Esta guerra está siendo la exhibición del dolor de manera agotadora. Estamos, en vivo y en directo, asomándonos a la muerte con una capacidad excepcional. No necesitamos leer textos del desastre, lo vemos. Nadie se puede escapar de la noticia de la desolación porque formamos parte de ella.
En esta situación de contrapunto me ayuda el fijarme en la fuerza que tiene el bien. Mientras algunos poderosos parece que negocian una paz que les importa poco, el pueblo llena la vida de noticias de compromiso y paz. Y, curiosamente, muchas de las protagonistas de paz son mujeres. Anónimas, como siempre, y comprometidas, también, como siempre.
Las cadenas humanitarias están sostenidas por ellas. Algunas son madres de los suyos y de los que van uniéndose en un terrible éxodo de incertidumbre. En los trenes de la Europa en paz, ellas sostienen y hasta animan a niños y adolescentes prometiéndoles una paz y tranquilidad que, aunque no saben si así será, consiguen contagiar en los más pequeños. Son mujeres que también en la desolación más absoluta saben crear hogar y, al repartir el pan, hacen de cada grupo en salida de la masacre, un ejemplo de liberación y esperanza.
Son muchas las mujeres que han salido de Ucrania dejando medio corazón en un combate incierto. Salen para salvar a sus hijos, dejando un hogar roto y a un esposo noqueado y solo. Es, seguramente, el signo más evidente de la crueldad de una guerra: la ruptura del amor, sin fecha de vuelta o sin oportunidad de rehacerse. Y, por otro lado, la expresión más nítida de que el amor verdadero no se acaba y es la fuerza de la vida. Es tan fuerte que incluso puede dar valentía para poner entre paréntesis la propia vida por un bien mayor… los hijos y su porvenir. Ya no me alcanza la memoria o la retina para pensar en qué rostro me inspiro para este texto. ¡Son tantas y todos los días! Será verdad que en los tempos de máxima desolación «Dios sigue derramando en la humanidad semillas de bien» (FT 54).

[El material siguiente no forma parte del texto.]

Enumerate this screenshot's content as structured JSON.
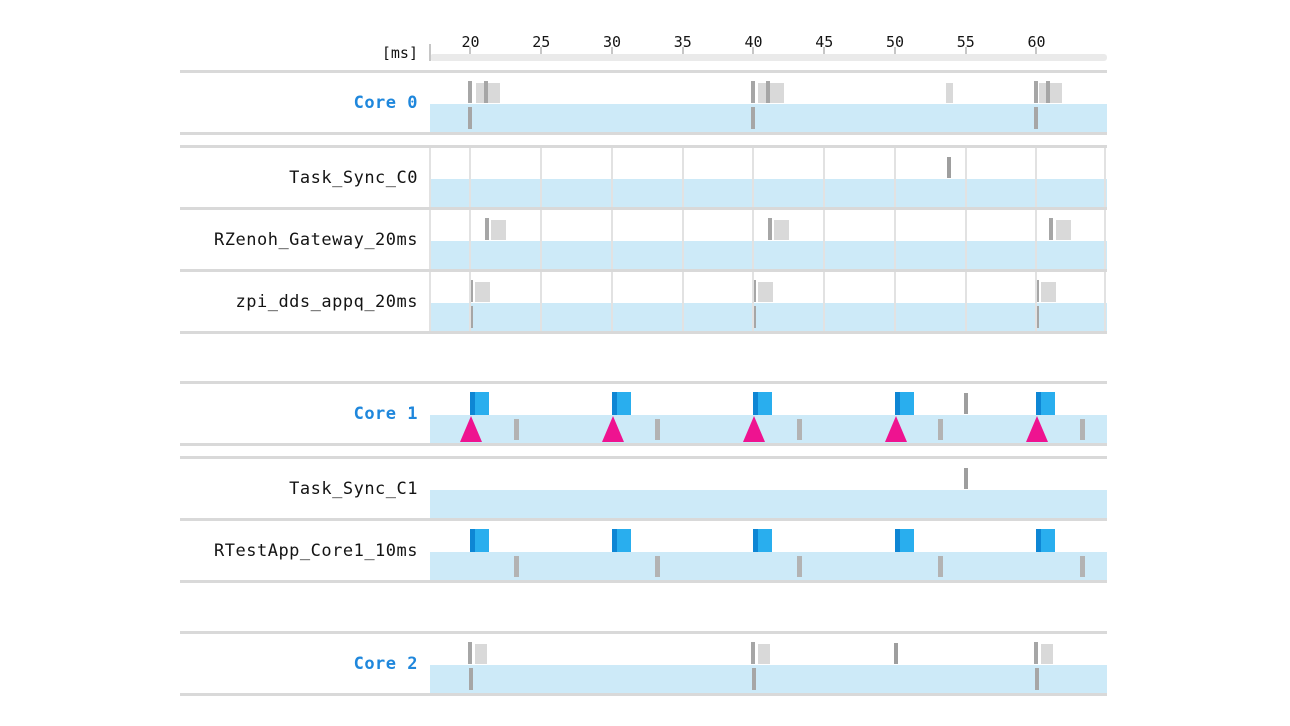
{
  "colors": {
    "core_label": "#1f87dc",
    "task_label": "#141414",
    "activity_band": "#cdeaf8",
    "flag_dark": "#0e86d4",
    "flag_light": "#29aeee",
    "deadline_magenta": "#ee1390",
    "mark_dark_gray": "#a6a6a6",
    "mark_light_gray": "#d9d9d9",
    "band_tick_gray": "#b3b3b3",
    "gridline": "#e2e2e2",
    "separator": "#d9d9d9"
  },
  "chart_data": {
    "type": "timeline",
    "axis": {
      "unit_label": "[ms]",
      "ticks": [
        20,
        25,
        30,
        35,
        40,
        45,
        50,
        55,
        60
      ],
      "range_ms": [
        17.14,
        65.0
      ],
      "grid": "partial"
    },
    "legend": "none",
    "rows": [
      {
        "label": "Core 0",
        "kind": "core",
        "grid": false,
        "upper": [
          {
            "shape": "bar",
            "t": 20.0
          },
          {
            "shape": "rect",
            "t": 20.4,
            "w": 1.7
          },
          {
            "shape": "bar",
            "t": 21.1
          },
          {
            "shape": "bar",
            "t": 40.0
          },
          {
            "shape": "rect",
            "t": 40.3,
            "w": 1.85
          },
          {
            "shape": "bar",
            "t": 41.05
          },
          {
            "shape": "tick-light",
            "t": 53.85
          },
          {
            "shape": "bar",
            "t": 59.95
          },
          {
            "shape": "rect",
            "t": 60.2,
            "w": 1.65
          },
          {
            "shape": "bar",
            "t": 60.85
          }
        ],
        "band": [
          {
            "shape": "tick-dark",
            "t": 20.0
          },
          {
            "shape": "tick-dark",
            "t": 40.0
          },
          {
            "shape": "tick-dark",
            "t": 60.0
          }
        ]
      },
      {
        "label": "Task_Sync_C0",
        "kind": "task",
        "grid": true,
        "upper": [
          {
            "shape": "tick-dark",
            "t": 53.8
          }
        ],
        "band": []
      },
      {
        "label": "RZenoh_Gateway_20ms",
        "kind": "task",
        "grid": true,
        "upper": [
          {
            "shape": "bar",
            "t": 21.15
          },
          {
            "shape": "rect",
            "t": 21.45,
            "w": 1.05
          },
          {
            "shape": "bar",
            "t": 41.15
          },
          {
            "shape": "rect",
            "t": 41.45,
            "w": 1.05
          },
          {
            "shape": "bar",
            "t": 61.05
          },
          {
            "shape": "rect",
            "t": 61.35,
            "w": 1.05
          }
        ],
        "band": []
      },
      {
        "label": "zpi_dds_appq_20ms",
        "kind": "task",
        "grid": true,
        "upper": [
          {
            "shape": "bar",
            "t": 20.05
          },
          {
            "shape": "rect",
            "t": 20.35,
            "w": 1.05
          },
          {
            "shape": "bar",
            "t": 40.05
          },
          {
            "shape": "rect",
            "t": 40.35,
            "w": 1.05
          },
          {
            "shape": "bar",
            "t": 60.05
          },
          {
            "shape": "rect",
            "t": 60.35,
            "w": 1.05
          }
        ],
        "band": [
          {
            "shape": "tick-dark",
            "t": 20.05
          },
          {
            "shape": "tick-dark",
            "t": 40.05
          },
          {
            "shape": "tick-dark",
            "t": 60.05
          }
        ]
      },
      {
        "label": "Core 1",
        "kind": "core",
        "grid": false,
        "upper": [
          {
            "shape": "flag",
            "t": 20.0
          },
          {
            "shape": "flag",
            "t": 30.0
          },
          {
            "shape": "flag",
            "t": 40.0
          },
          {
            "shape": "flag",
            "t": 50.0
          },
          {
            "shape": "tick-dark",
            "t": 55.0
          },
          {
            "shape": "flag",
            "t": 60.0
          }
        ],
        "band": [
          {
            "shape": "triangle",
            "t": 20.05
          },
          {
            "shape": "tick-gray",
            "t": 23.2
          },
          {
            "shape": "triangle",
            "t": 30.05
          },
          {
            "shape": "tick-gray",
            "t": 33.2
          },
          {
            "shape": "triangle",
            "t": 40.05
          },
          {
            "shape": "tick-gray",
            "t": 43.2
          },
          {
            "shape": "triangle",
            "t": 50.05
          },
          {
            "shape": "tick-gray",
            "t": 53.2
          },
          {
            "shape": "triangle",
            "t": 60.05
          },
          {
            "shape": "tick-gray",
            "t": 63.2
          }
        ]
      },
      {
        "label": "Task_Sync_C1",
        "kind": "task",
        "grid": false,
        "upper": [
          {
            "shape": "tick-dark",
            "t": 55.0
          }
        ],
        "band": []
      },
      {
        "label": "RTestApp_Core1_10ms",
        "kind": "task",
        "grid": false,
        "upper": [
          {
            "shape": "flag",
            "t": 20.0
          },
          {
            "shape": "flag",
            "t": 30.0
          },
          {
            "shape": "flag",
            "t": 40.0
          },
          {
            "shape": "flag",
            "t": 50.0
          },
          {
            "shape": "flag",
            "t": 60.0
          }
        ],
        "band": [
          {
            "shape": "tick-gray",
            "t": 23.2
          },
          {
            "shape": "tick-gray",
            "t": 33.2
          },
          {
            "shape": "tick-gray",
            "t": 43.2
          },
          {
            "shape": "tick-gray",
            "t": 53.2
          },
          {
            "shape": "tick-gray",
            "t": 63.2
          }
        ]
      },
      {
        "label": "Core 2",
        "kind": "core",
        "grid": false,
        "upper": [
          {
            "shape": "bar",
            "t": 20.0
          },
          {
            "shape": "rect",
            "t": 20.3,
            "w": 0.85
          },
          {
            "shape": "bar",
            "t": 40.0
          },
          {
            "shape": "rect",
            "t": 40.3,
            "w": 0.85
          },
          {
            "shape": "tick-dark",
            "t": 50.1
          },
          {
            "shape": "bar",
            "t": 60.0
          },
          {
            "shape": "rect",
            "t": 60.3,
            "w": 0.85
          }
        ],
        "band": [
          {
            "shape": "tick-dark",
            "t": 20.05
          },
          {
            "shape": "tick-dark",
            "t": 40.05
          },
          {
            "shape": "tick-dark",
            "t": 60.05
          }
        ]
      }
    ]
  }
}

Sí, la cruel guerra, como la terrible pandemia, nos ha desvelado la existencia de algo evidente: una feminidad creativa y abnegada; una feminidad que va a ser capaz de reconstruir una sociedad hecha jirones.
Habría que aludir al lado de las mujeres que dejan Ucrania, las mujeres que las esperan en tantos rincones de esta Europa perpleja. Son ellas, en buena medida, el cuerpo y el corazón de la infinidad de grupos que recolectan y preparan ayudas; ellas las que mueven las comunidades cristianas para crear espacios de acogida; ellas las que sensibilizan a los poderes de los estados para agilizar el «bálsamo y el aceite» ante el desastre. Son ellas, dentro de la Iglesia, también las que se han puesto en primer lugar. Sin miedo y sin reparos; cargadas de años y de fe, han abierto sus casas, compartido su pan y ofrecido una cama. Son muchas las congregaciones femeninas que, sin publicidad, están ya bendiciendo la mesa en ucraniano y abrazando cuerpos heridos en el alma para que puedan ser mañana hombres y mujeres de paz.
Es bien cierto que en esas semillas de bien hay hombres, muchos. Pero el arte de crear hogar en la desolación tiene nombre de mujer.
Sería injusto no aludir a las mujeres que se han quedado en Ucrania. Tantas madres y abuelas siendo diariamente la «multiplicación de los panes» y de la esperanza. A su lado, miles de religiosos y religiosas que no han querido salir del país. «¿Cómo vamos a dejar al pueblo?» –respondió un religioso cuando su superior general le ofreció salir–. Tantas religiosas en primera línea de guerra repartiendo consuelo, medicinas y alimentos que llegan, a manos llenas. Tantas mujeres sostenidas en fe haciendo de la fragilidad una alabanza al dueño del mundo y Señor de la paz. Pienso en las benedictinas de Žytomyr que no han dejado de cantar atenuando el estruendo de las bombas. Tantas mujeres derrochando maternidad, ministerio sagrado de vida, para que esta sociedad –la nuestra– no quede definitivamente herida de odio.
Esta guerra, como la pandemia, como toda la historia, nos ha desvelado que hay mujeres que nos han sobresaltado –como a los discípulos (Lc 24,22)– porque entienden la generosidad sin límites. Porque con su feminidad reconstruyen y salvan. Porque son signo de Reino. Porque Paz es nombre de mujer.